Happy Ticket is by the modest sire Anet, but she came out right. When Happy Ticket was a foal, Madison got a call from Glencrest Farm in Kentucky, where Happy Ticket was stabled with her dam, Love and Happiness.

"They told me she was one of the best-looking foals they'd ever seen," Madison said.

A great chasm yawns between flashy looks and performance. This is where the trainer comes in. Now 70, Leggio has learned a training trick or two, but don't expect him to hold court on them. Leggio is a steady-as-she-goes guy, detail-oriented, practical.

"This isn't that hard at all," Leggio said. "It's like riding a bicycle. You get up and do it every day."

Madison, of Jackson, Miss., has owned horses for 25 years, and had at least a couple with Leggio for 15.

"He's a very competent and careful trainer, and that's why I sent him this horse," Madison said.

Happy Ticket's dam, Love and Happiness, "was a pretty good horse, but she always had lots of problems," Madison said, adding that he feared Happy Ticket would turn out the same way.

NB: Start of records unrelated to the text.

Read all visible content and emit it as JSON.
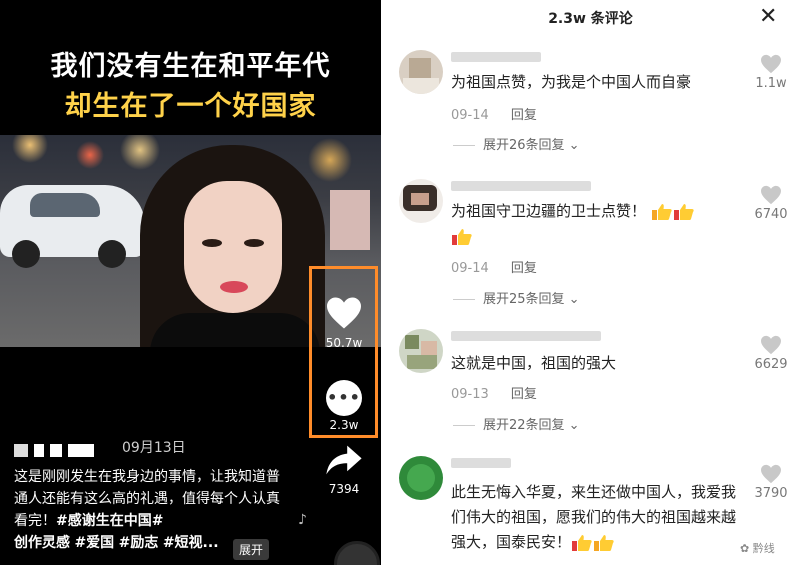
{
  "video": {
    "headline_line1": "我们没有生在和平年代",
    "headline_line2": "却生在了一个好国家",
    "likes_count": "50.7w",
    "comments_count": "2.3w",
    "shares_count": "7394",
    "date": "09月13日",
    "description_plain": "这是刚刚发生在我身边的事情，让我知道普通人还能有这么高的礼遇，值得每个人认真看完！",
    "hashtag_1": "#感谢生在中国#",
    "hashtag_2": "创作灵感",
    "hashtag_3": "#爱国",
    "hashtag_4": "#励志",
    "hashtag_5": "#短视...",
    "expand_label": "展开",
    "accent_color": "#ff8c2a"
  },
  "comments_panel": {
    "title": "2.3w 条评论",
    "close_icon": "close-icon",
    "comments": [
      {
        "text": "为祖国点赞，为我是个中国人而自豪",
        "date": "09-14",
        "reply_label": "回复",
        "expand_replies": "展开26条回复",
        "likes": "1.1w"
      },
      {
        "text": "为祖国守卫边疆的卫士点赞！",
        "date": "09-14",
        "reply_label": "回复",
        "expand_replies": "展开25条回复",
        "likes": "6740"
      },
      {
        "text": "这就是中国，祖国的强大",
        "date": "09-13",
        "reply_label": "回复",
        "expand_replies": "展开22条回复",
        "likes": "6629"
      },
      {
        "text": "此生无悔入华夏，来生还做中国人，我爱我们伟大的祖国，愿我们的伟大的祖国越来越强大，国泰民安！",
        "likes": "3790"
      }
    ]
  },
  "watermark": "黔线"
}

"Andy's got a lot of patience," said Madison. "I told him, if anything comes up, let's just wait for the right time."

And things did come up. Happy Ticket went into training at 2, but her body wasn't ready. Three times Leggio called for a complete halt, and it took 16 months for Happy Ticket to make the races.

"She was just sort of brittle, but now she's matured," Leggio said. "She's a stronger horse."

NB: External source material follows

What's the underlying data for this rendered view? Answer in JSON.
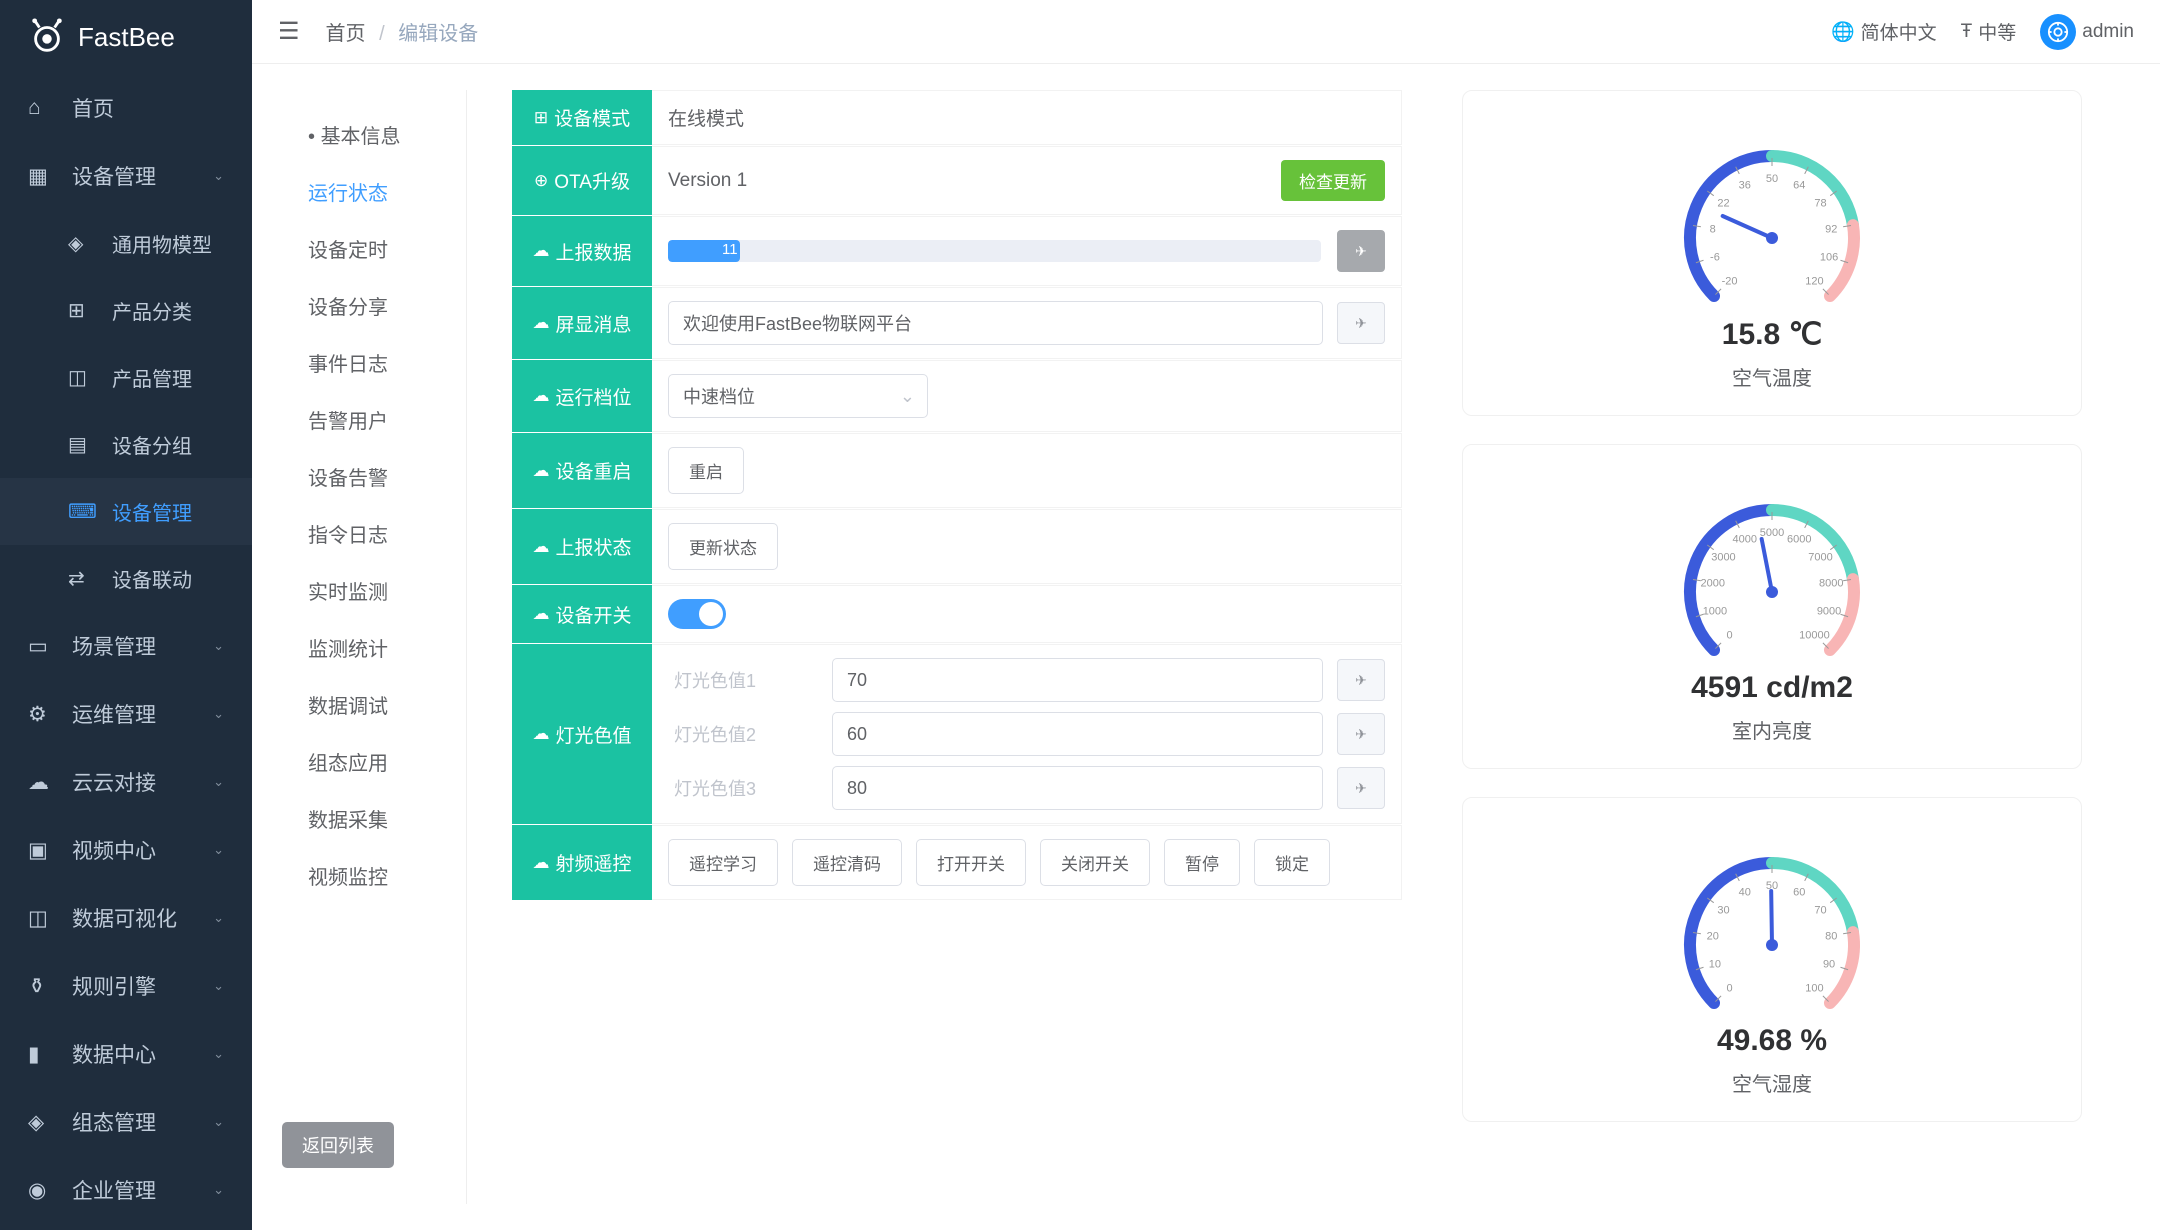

Leggio's stable steadily has strengthened, too. His barn that for many years housed cheap claimers now has stakes horses most seasons, many of the best prospects from another Jackson, Miss., owner, Dr. Glen Warren.

Leggio seems to save his best lick for the Fair Grounds meet - home cooking. This year he's already won two: the Thanksgiving Handicap with Ole Rebel, and a high-end allowance race with Candid Glen, who hadn't raced in almost 1 1/2 years.

Different men might have drawn up different plans while Happy Ticket slashed through statebred-restricted competition, but Leggio and Madison have no grand dreams, not yet.

"Whenever they're running those races with the little 'La.' next to them, we'll be there," said Leggio. "If there's not one of them for awhile, we might go and try something else. Me, I'd rather be a big fish in a little pond."